Avlanması Helâl Olan ve Olmayan Hayvanlar
Avlanmada esas olan, her çeşit hayvanın avlanmasının helâl olmasıdır: Bunun delili, şu ayettir:
İhramdan çıktığınız zaman avlanabilirsiniz. (Mâide/2)
Ancak ayetin umumundan şunlar istisna edilmiştir:
1. Yenilmesi helâl olmayan hayvanları avlamak.
Hayvana eziyet veren aletlerle ve araçlarla avlamak haramdır.
2. Sadece eğlenmek veya vakit geçirmek için avlanmak da haramdır.
İster eti yenen hayvanlar olsun, ister yenmeyen hayvanlar olsun hüküm aynıdır.
3. İhramlı olan kişinin avlanması ve avladığı hayvanın etinin yenmesi haramdır. Bunun delili şu ayettir.-
İhramda iken av öldürmeyin. (Mâide/95)
İhramlı olmasa bile Harem dahilinde avlanmak haramdır. Bunun delili de şu hadîstir:
Allah Teâlâ şu beldeyi (Mekke´yi) harem kılmıştır. Onun dikeni ve otları kopanlmaz. Orada bulunan av hayvanı rahatsız edilmez ve avlanmaz.[1]

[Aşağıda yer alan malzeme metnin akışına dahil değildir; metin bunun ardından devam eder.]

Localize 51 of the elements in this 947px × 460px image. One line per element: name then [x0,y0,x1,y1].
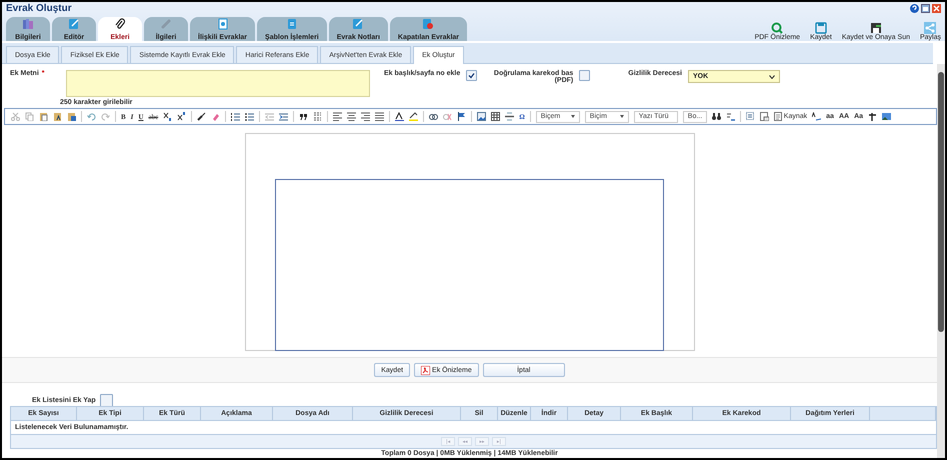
bullet-list-icon[interactable] [245,112,254,121]
table-icon[interactable] [491,112,500,121]
superscript-icon[interactable] [177,112,186,121]
align-justify-icon[interactable] [375,112,384,121]
brush-icon[interactable] [197,112,206,121]
clipboard-text-icon[interactable] [53,112,62,121]
horizontal-line-icon[interactable] [505,112,514,121]
books-icon [22,18,34,30]
help-icon[interactable] [910,4,919,13]
align-center-icon[interactable] [347,112,356,121]
align-right-icon[interactable] [361,112,370,121]
align-left-icon[interactable] [333,112,342,121]
caret-icon [620,115,624,118]
picture-icon[interactable] [882,112,892,121]
highlight-color-icon[interactable] [409,112,418,121]
chevron-down-icon [768,74,775,78]
window-icon[interactable] [921,4,930,13]
document-gear-icon [216,18,229,30]
checkbox[interactable] [466,70,478,81]
binoculars-icon[interactable] [712,112,721,121]
scrollbar[interactable] [937,64,945,458]
eraser-icon[interactable] [211,112,220,121]
subscript-icon[interactable] [163,112,172,121]
image-icon[interactable] [477,112,486,121]
close-icon[interactable] [932,4,941,13]
share-icon [924,22,936,34]
caret-icon [570,115,575,118]
window-title: Evrak Oluştur [6,3,72,14]
document-closed-icon [422,18,434,30]
source-icon [774,112,783,121]
checkbox[interactable] [579,70,590,81]
note-pen-icon [352,18,364,30]
magnifier-icon [771,22,784,34]
indent-icon[interactable] [279,112,288,121]
numbered-list-icon[interactable] [231,112,240,121]
replace-icon[interactable] [726,112,735,121]
select-all-icon[interactable] [746,112,755,121]
undo-icon[interactable] [87,112,96,121]
preview-icon[interactable] [760,112,769,121]
text-color-icon[interactable] [395,112,404,121]
save-icon [814,22,827,34]
checkbox[interactable] [100,394,113,407]
pdf-icon [421,366,430,374]
quote-icon[interactable] [299,112,308,121]
document-icon [286,18,298,30]
paperclip-icon [114,18,126,30]
edit-document-icon [68,18,80,30]
clipboard-word-icon[interactable] [67,112,76,121]
div-block-icon[interactable] [313,112,322,121]
clipboard-icon[interactable] [39,112,48,121]
flag-icon[interactable] [457,112,466,121]
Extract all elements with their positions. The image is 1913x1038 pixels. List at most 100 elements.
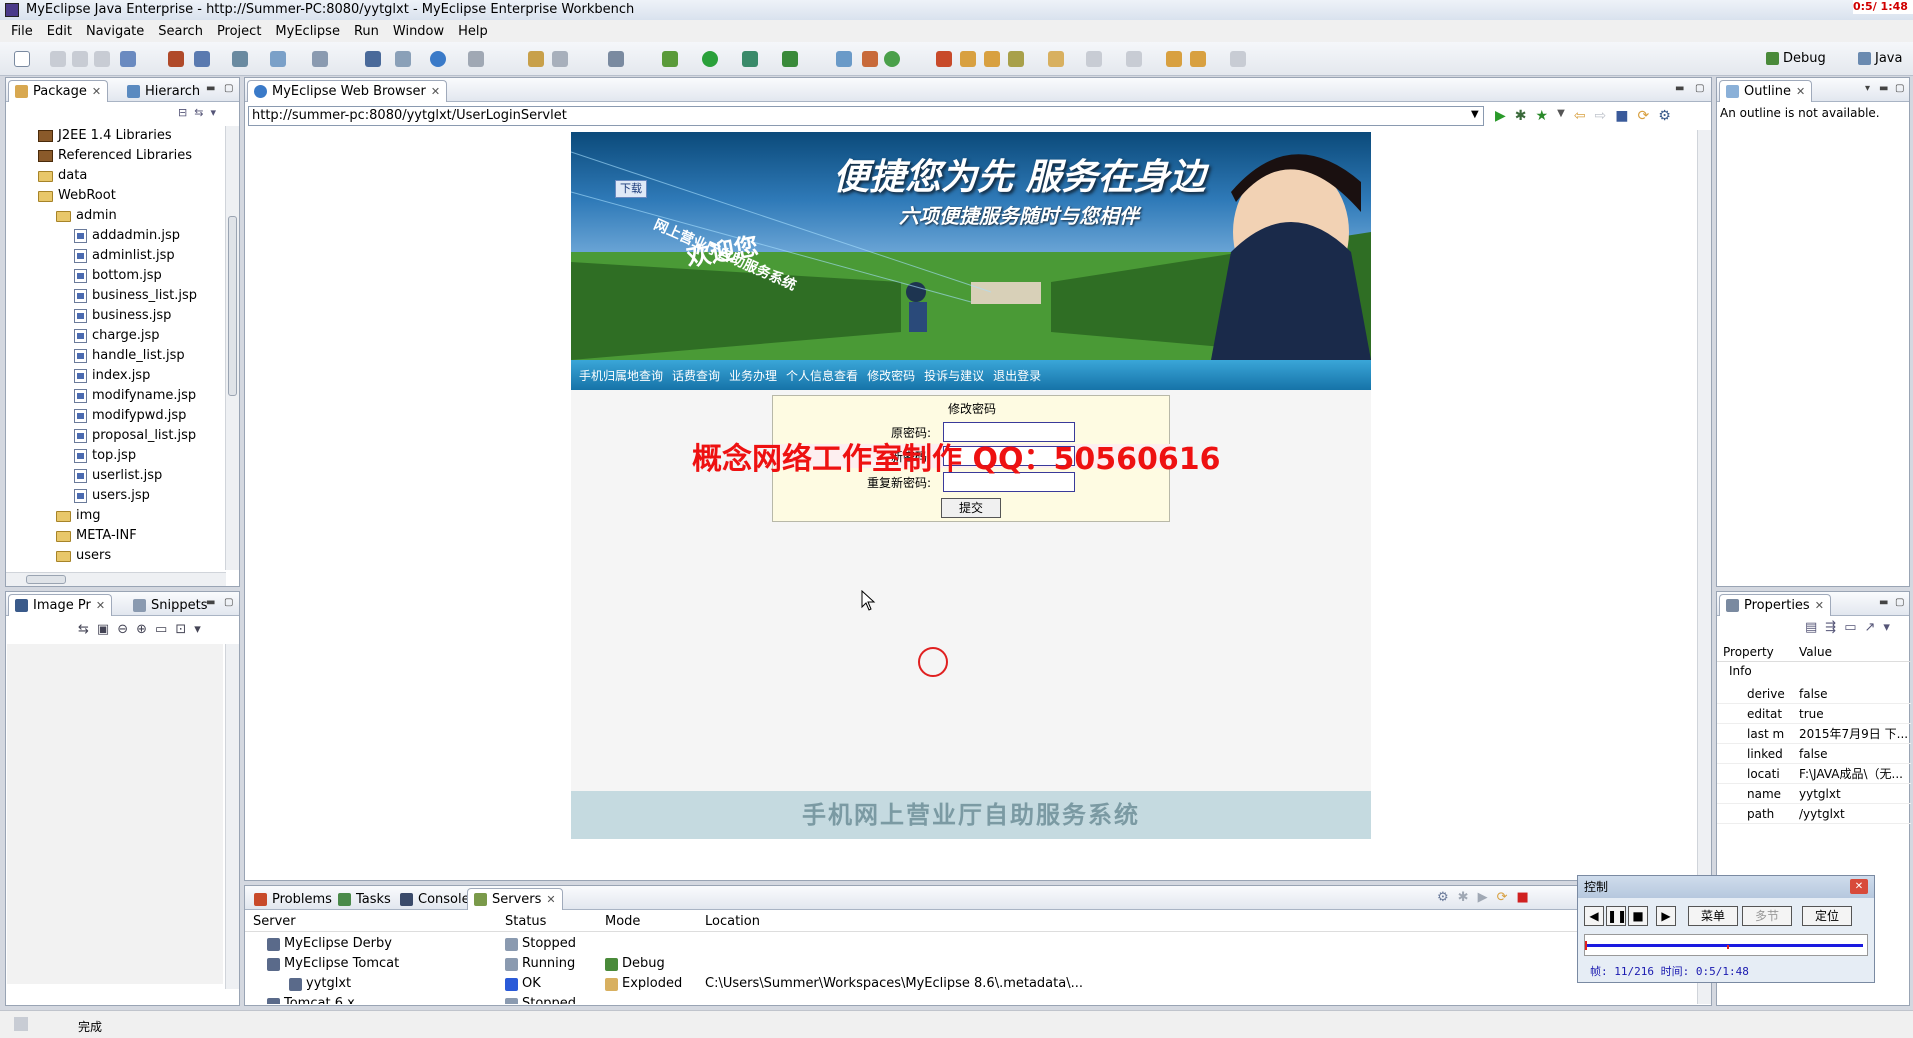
- tree-item[interactable]: top.jsp: [6, 446, 225, 466]
- tree-item[interactable]: data: [6, 166, 225, 186]
- tree-item[interactable]: business.jsp: [6, 306, 225, 326]
- tree-item[interactable]: modifyname.jsp: [6, 386, 225, 406]
- link-editor-icon[interactable]: ⇆: [194, 106, 203, 119]
- last-edit-icon[interactable]: [1166, 51, 1182, 67]
- open-task-icon[interactable]: [960, 51, 976, 67]
- tab-web-browser[interactable]: MyEclipse Web Browser ✕: [247, 80, 448, 102]
- folder-icon[interactable]: [1048, 51, 1064, 67]
- scroll-thumb[interactable]: [228, 216, 237, 396]
- minimize-icon[interactable]: ▬: [1675, 83, 1684, 94]
- go-icon[interactable]: ▶: [1495, 108, 1506, 124]
- menu-edit[interactable]: Edit: [40, 24, 79, 39]
- menu-button[interactable]: 菜单: [1688, 906, 1738, 926]
- globe-icon[interactable]: [430, 51, 446, 67]
- tab-package-explorer[interactable]: Package ✕: [8, 80, 109, 102]
- tab-problems[interactable]: Problems: [247, 888, 339, 910]
- close-icon[interactable]: ✕: [96, 599, 105, 612]
- tab-console[interactable]: Console: [393, 888, 477, 910]
- new-class-icon[interactable]: [836, 51, 852, 67]
- nav-logout[interactable]: 退出登录: [993, 367, 1041, 384]
- property-row[interactable]: linked false: [1717, 744, 1911, 764]
- close-icon[interactable]: ✕: [1850, 879, 1868, 894]
- nav-bill-query[interactable]: 话费查询: [672, 367, 720, 384]
- tree-item[interactable]: modifypwd.jsp: [6, 406, 225, 426]
- menu-myeclipse[interactable]: MyEclipse: [268, 24, 347, 39]
- debug-perspective-button[interactable]: Debug: [1766, 51, 1826, 66]
- tree-item[interactable]: business_list.jsp: [6, 286, 225, 306]
- package-tree-scrollbar[interactable]: [225, 126, 239, 570]
- refresh-icon[interactable]: [884, 51, 900, 67]
- defaults-icon[interactable]: ▭: [1844, 620, 1856, 635]
- struts-icon[interactable]: [365, 51, 381, 67]
- server-icon[interactable]: [194, 51, 210, 67]
- external-tools-icon[interactable]: [782, 51, 798, 67]
- web-icon[interactable]: [270, 51, 286, 67]
- tree-item[interactable]: handle_list.jsp: [6, 346, 225, 366]
- progress-track[interactable]: [1584, 934, 1868, 956]
- tree-item[interactable]: adminlist.jsp: [6, 246, 225, 266]
- tree-item[interactable]: admin: [6, 206, 225, 226]
- close-icon[interactable]: ✕: [92, 85, 101, 98]
- submit-button[interactable]: 提交: [941, 498, 1001, 518]
- stop-icon[interactable]: ■: [1628, 906, 1648, 926]
- java-perspective-button[interactable]: Java: [1858, 51, 1902, 66]
- property-row[interactable]: locati F:\JAVA成品\（无...: [1717, 764, 1911, 784]
- tree-item[interactable]: WebRoot: [6, 186, 225, 206]
- menu-search[interactable]: Search: [151, 24, 210, 39]
- tree-item[interactable]: addadmin.jsp: [6, 226, 225, 246]
- menu-window[interactable]: Window: [386, 24, 451, 39]
- stop-server-icon[interactable]: ■: [1516, 890, 1528, 905]
- tab-properties[interactable]: Properties ✕: [1719, 594, 1831, 616]
- refresh-icon[interactable]: ⟳: [1637, 108, 1649, 124]
- search-icon[interactable]: [312, 51, 328, 67]
- tree-item[interactable]: userlist.jsp: [6, 466, 225, 486]
- new-package-icon[interactable]: [862, 51, 878, 67]
- back-icon[interactable]: [1190, 51, 1206, 67]
- close-icon[interactable]: ✕: [546, 893, 555, 906]
- team-icon[interactable]: [936, 51, 952, 67]
- tree-item[interactable]: users.jsp: [6, 486, 225, 506]
- next-annotation-icon[interactable]: [1086, 51, 1102, 67]
- stop-icon[interactable]: ■: [1615, 108, 1628, 124]
- link-icon[interactable]: ⇆: [78, 622, 89, 637]
- zoom-out-icon[interactable]: ⊖: [117, 622, 128, 637]
- property-row[interactable]: derive false: [1717, 684, 1911, 704]
- tree-item[interactable]: META-INF: [6, 526, 225, 546]
- menu-help[interactable]: Help: [451, 24, 495, 39]
- tab-hierarchy[interactable]: Hierarch: [120, 80, 207, 102]
- progress-position-marker[interactable]: [1727, 945, 1729, 949]
- print-icon[interactable]: [94, 51, 110, 67]
- bookmark-dropdown-icon[interactable]: ▼: [1557, 108, 1565, 124]
- forward-icon[interactable]: [1230, 51, 1246, 67]
- property-row[interactable]: path/yytglxt: [1717, 804, 1911, 824]
- minimize-icon[interactable]: ▬: [206, 597, 215, 608]
- image-scrollbar[interactable]: [225, 644, 239, 989]
- menu-project[interactable]: Project: [210, 24, 268, 39]
- tree-item[interactable]: index.jsp: [6, 366, 225, 386]
- tree-item[interactable]: J2EE 1.4 Libraries: [6, 126, 225, 146]
- restore-icon[interactable]: ↗: [1865, 620, 1876, 635]
- maximize-icon[interactable]: ▢: [224, 597, 233, 608]
- property-row[interactable]: last m 2015年7月9日 下...: [1717, 724, 1911, 744]
- debug-server-icon[interactable]: ✱: [1458, 890, 1469, 905]
- browser-scrollbar[interactable]: [1697, 130, 1711, 875]
- server-row[interactable]: MyEclipse Tomcat Running Debug: [245, 954, 1695, 974]
- view-menu-icon[interactable]: ▾: [194, 622, 201, 637]
- property-row[interactable]: name yytglxt: [1717, 784, 1911, 804]
- save-all-icon[interactable]: [72, 51, 88, 67]
- settings-icon[interactable]: ⚙: [1658, 108, 1671, 124]
- ejb-icon[interactable]: [232, 51, 248, 67]
- categories-icon[interactable]: ▤: [1805, 620, 1817, 635]
- nav-change-password[interactable]: 修改密码: [867, 367, 915, 384]
- prev-annotation-icon[interactable]: [1126, 51, 1142, 67]
- tab-snippets[interactable]: Snippets: [126, 594, 214, 616]
- close-icon[interactable]: ✕: [1815, 599, 1824, 612]
- new-server-icon[interactable]: ⚙: [1437, 890, 1449, 905]
- chapter-button[interactable]: 多节: [1742, 906, 1792, 926]
- zoom-100-icon[interactable]: ▭: [155, 622, 167, 637]
- tree-item[interactable]: bottom.jsp: [6, 266, 225, 286]
- close-icon[interactable]: ✕: [1796, 85, 1805, 98]
- restart-server-icon[interactable]: ⟳: [1497, 890, 1508, 905]
- start-server-icon[interactable]: ▶: [1478, 890, 1488, 905]
- new-icon[interactable]: [14, 51, 30, 67]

Harem´de, yerde bulunan birşey alınmaz. Ancak aldıktan sonra bir sene mescidde ilan etmek şartıyla alınabilir. Alıp ilan etmemek haramdır. Çünkü Allah Teâlâ Mekke´yi haram kılmıştır. Ayrıca bir de Mekke´nin hürmeti vardır.
Eti yenilmeyen ve eziyet veren hayvanın avlanması haram değildir. Eziyet vermeyen hayvanı avlamaksa haramdır. Eziyet vermeyen ve ihtiyaç duyulmayan hayvanın da avlanması haramdır.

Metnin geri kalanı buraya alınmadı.